Bahkan dalam pandangan Barat, Ultra-Nasionalis itu sering disamakan dengan fasisme. Kalau McBeth menggambarkan kekhawatiran dan pandangan kaum sosialis-demokrat (sosdem) atau Neolib di Indonesia, tentu saja itu sangat wajar. Dan sangat masuk akal jika ada gerakan atau operasi intelijen dari kubu AS dan kelompok ini untuk menjatuhkan reputasi Pak Gatot. Dengan mencitrakan Pak Gatot sebagai sosok ultra-nasionalis, fasis dan anti Amerika.
Namun gerakan ini tiba-tiba jadi aneh dan janggal, ketika dipagelarkan justru dari jalur jejaring Republikan yang notabene berhaluan neo-konservatif dan anti liberalisme. Yang mana kebetulan pemerintahan Gedung Putih sedang dikuasai jejaring kaum Republikan.

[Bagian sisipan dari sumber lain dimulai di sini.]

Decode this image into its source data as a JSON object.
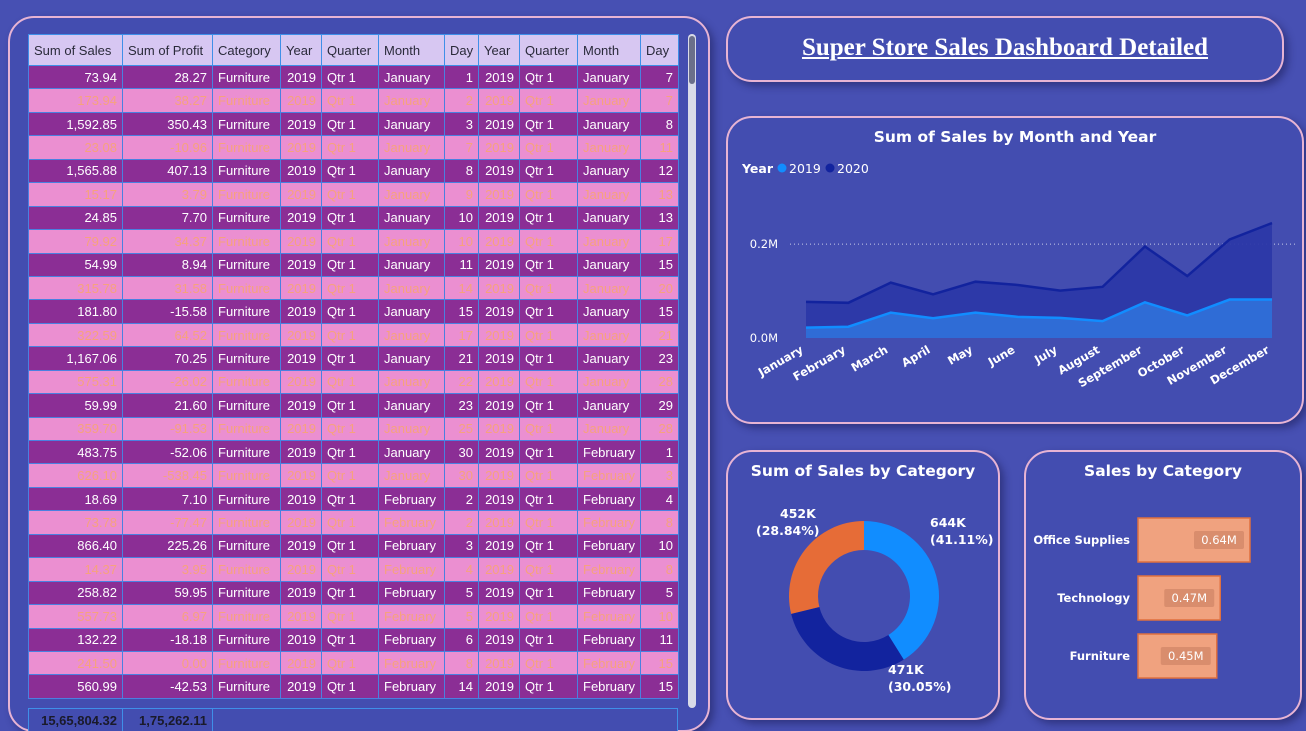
{
  "table": {
    "headers": [
      "Sum of Sales",
      "Sum of Profit",
      "Category",
      "Year",
      "Quarter",
      "Month",
      "Day",
      "Year",
      "Quarter",
      "Month",
      "Day"
    ],
    "rows": [
      [
        "73.94",
        "28.27",
        "Furniture",
        "2019",
        "Qtr 1",
        "January",
        "1",
        "2019",
        "Qtr 1",
        "January",
        "7"
      ],
      [
        "173.94",
        "38.27",
        "Furniture",
        "2019",
        "Qtr 1",
        "January",
        "2",
        "2019",
        "Qtr 1",
        "January",
        "7"
      ],
      [
        "1,592.85",
        "350.43",
        "Furniture",
        "2019",
        "Qtr 1",
        "January",
        "3",
        "2019",
        "Qtr 1",
        "January",
        "8"
      ],
      [
        "23.08",
        "-10.96",
        "Furniture",
        "2019",
        "Qtr 1",
        "January",
        "7",
        "2019",
        "Qtr 1",
        "January",
        "11"
      ],
      [
        "1,565.88",
        "407.13",
        "Furniture",
        "2019",
        "Qtr 1",
        "January",
        "8",
        "2019",
        "Qtr 1",
        "January",
        "12"
      ],
      [
        "15.17",
        "3.79",
        "Furniture",
        "2019",
        "Qtr 1",
        "January",
        "9",
        "2019",
        "Qtr 1",
        "January",
        "13"
      ],
      [
        "24.85",
        "7.70",
        "Furniture",
        "2019",
        "Qtr 1",
        "January",
        "10",
        "2019",
        "Qtr 1",
        "January",
        "13"
      ],
      [
        "79.92",
        "34.37",
        "Furniture",
        "2019",
        "Qtr 1",
        "January",
        "10",
        "2019",
        "Qtr 1",
        "January",
        "17"
      ],
      [
        "54.99",
        "8.94",
        "Furniture",
        "2019",
        "Qtr 1",
        "January",
        "11",
        "2019",
        "Qtr 1",
        "January",
        "15"
      ],
      [
        "315.78",
        "31.58",
        "Furniture",
        "2019",
        "Qtr 1",
        "January",
        "14",
        "2019",
        "Qtr 1",
        "January",
        "20"
      ],
      [
        "181.80",
        "-15.58",
        "Furniture",
        "2019",
        "Qtr 1",
        "January",
        "15",
        "2019",
        "Qtr 1",
        "January",
        "15"
      ],
      [
        "322.59",
        "64.52",
        "Furniture",
        "2019",
        "Qtr 1",
        "January",
        "17",
        "2019",
        "Qtr 1",
        "January",
        "21"
      ],
      [
        "1,167.06",
        "70.25",
        "Furniture",
        "2019",
        "Qtr 1",
        "January",
        "21",
        "2019",
        "Qtr 1",
        "January",
        "23"
      ],
      [
        "575.31",
        "-26.02",
        "Furniture",
        "2019",
        "Qtr 1",
        "January",
        "22",
        "2019",
        "Qtr 1",
        "January",
        "28"
      ],
      [
        "59.99",
        "21.60",
        "Furniture",
        "2019",
        "Qtr 1",
        "January",
        "23",
        "2019",
        "Qtr 1",
        "January",
        "29"
      ],
      [
        "359.70",
        "-91.53",
        "Furniture",
        "2019",
        "Qtr 1",
        "January",
        "25",
        "2019",
        "Qtr 1",
        "January",
        "28"
      ],
      [
        "483.75",
        "-52.06",
        "Furniture",
        "2019",
        "Qtr 1",
        "January",
        "30",
        "2019",
        "Qtr 1",
        "February",
        "1"
      ],
      [
        "626.10",
        "-538.45",
        "Furniture",
        "2019",
        "Qtr 1",
        "January",
        "30",
        "2019",
        "Qtr 1",
        "February",
        "3"
      ],
      [
        "18.69",
        "7.10",
        "Furniture",
        "2019",
        "Qtr 1",
        "February",
        "2",
        "2019",
        "Qtr 1",
        "February",
        "4"
      ],
      [
        "73.78",
        "-77.47",
        "Furniture",
        "2019",
        "Qtr 1",
        "February",
        "2",
        "2019",
        "Qtr 1",
        "February",
        "8"
      ],
      [
        "866.40",
        "225.26",
        "Furniture",
        "2019",
        "Qtr 1",
        "February",
        "3",
        "2019",
        "Qtr 1",
        "February",
        "10"
      ],
      [
        "14.37",
        "3.95",
        "Furniture",
        "2019",
        "Qtr 1",
        "February",
        "4",
        "2019",
        "Qtr 1",
        "February",
        "8"
      ],
      [
        "258.82",
        "59.95",
        "Furniture",
        "2019",
        "Qtr 1",
        "February",
        "5",
        "2019",
        "Qtr 1",
        "February",
        "5"
      ],
      [
        "557.73",
        "6.97",
        "Furniture",
        "2019",
        "Qtr 1",
        "February",
        "5",
        "2019",
        "Qtr 1",
        "February",
        "10"
      ],
      [
        "132.22",
        "-18.18",
        "Furniture",
        "2019",
        "Qtr 1",
        "February",
        "6",
        "2019",
        "Qtr 1",
        "February",
        "11"
      ],
      [
        "241.50",
        "0.00",
        "Furniture",
        "2019",
        "Qtr 1",
        "February",
        "8",
        "2019",
        "Qtr 1",
        "February",
        "15"
      ],
      [
        "560.99",
        "-42.53",
        "Furniture",
        "2019",
        "Qtr 1",
        "February",
        "14",
        "2019",
        "Qtr 1",
        "February",
        "15"
      ]
    ],
    "totals": [
      "15,65,804.32",
      "1,75,262.11"
    ]
  },
  "dashboard_title": "Super Store Sales Dashboard Detailed",
  "charts": {
    "line": {
      "type": "area",
      "title": "Sum of Sales by Month and Year",
      "legend_title": "Year",
      "legend_position": "top-left",
      "categories": [
        "January",
        "February",
        "March",
        "April",
        "May",
        "June",
        "July",
        "August",
        "September",
        "October",
        "November",
        "December"
      ],
      "series": [
        {
          "name": "2019",
          "color": "#118dff",
          "values": [
            0.022,
            0.024,
            0.054,
            0.042,
            0.054,
            0.045,
            0.043,
            0.036,
            0.076,
            0.048,
            0.082,
            0.082
          ]
        },
        {
          "name": "2020",
          "color": "#12239e",
          "values": [
            0.077,
            0.075,
            0.118,
            0.093,
            0.12,
            0.113,
            0.101,
            0.109,
            0.195,
            0.132,
            0.21,
            0.245
          ]
        }
      ],
      "y_ticks": [
        "0.2M",
        "0.0M"
      ],
      "y_tick_values": [
        0.2,
        0.0
      ],
      "ylim": [
        0,
        0.26
      ],
      "gridlines": true
    },
    "donut": {
      "type": "pie",
      "title": "Sum of Sales by Category",
      "slices": [
        {
          "label_value": "644K",
          "label_pct": "(41.11%)",
          "value": 41.11,
          "color": "#118dff"
        },
        {
          "label_value": "471K",
          "label_pct": "(30.05%)",
          "value": 30.05,
          "color": "#12239e"
        },
        {
          "label_value": "452K",
          "label_pct": "(28.84%)",
          "value": 28.84,
          "color": "#e66c37"
        }
      ]
    },
    "bar": {
      "type": "bar",
      "orientation": "horizontal",
      "title": "Sales by Category",
      "categories": [
        "Office Supplies",
        "Technology",
        "Furniture"
      ],
      "values": [
        0.64,
        0.47,
        0.45
      ],
      "data_labels": [
        "0.64M",
        "0.47M",
        "0.45M"
      ],
      "bar_color": "#f0a27f",
      "xlim": [
        0,
        0.64
      ]
    }
  }
}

Apalagi ketika elemen garis depan dalam mengeluarkan red notice pada Pak Gatot, adalah US Customs and Borders Protection yang selain berada di bawah naungan Kementerian Keamanan Dalam Negeri, juga berhaluan yang anti liberal. Dan bahkan di dalam peta politik AS itu sendiri, pemerintahan Trump justru dipandang Ultra Nasionalis dan menganut paham populisme. Dan lebih daripada itu, sama sekali tidak berkepentingan terhadap isu ultra nasionalisme dan fasime Pak Gatot, andaikan itu memang benar. Karena isu tersebut lebih merupakan dagangan politik jejaring Partai Demokrat AS ketimbang Partai Republik.
Berarti upaya kalangan Sosdem dan Neoliberal di negeri kita maupun jejaring Demokrat AS untuk menjatuhkan citra Pak Gatot, sepertinya mengalami kegagalan karena adanya Kontra Intelijen yang justru berasal dari internal dalam negeri AS sendiri.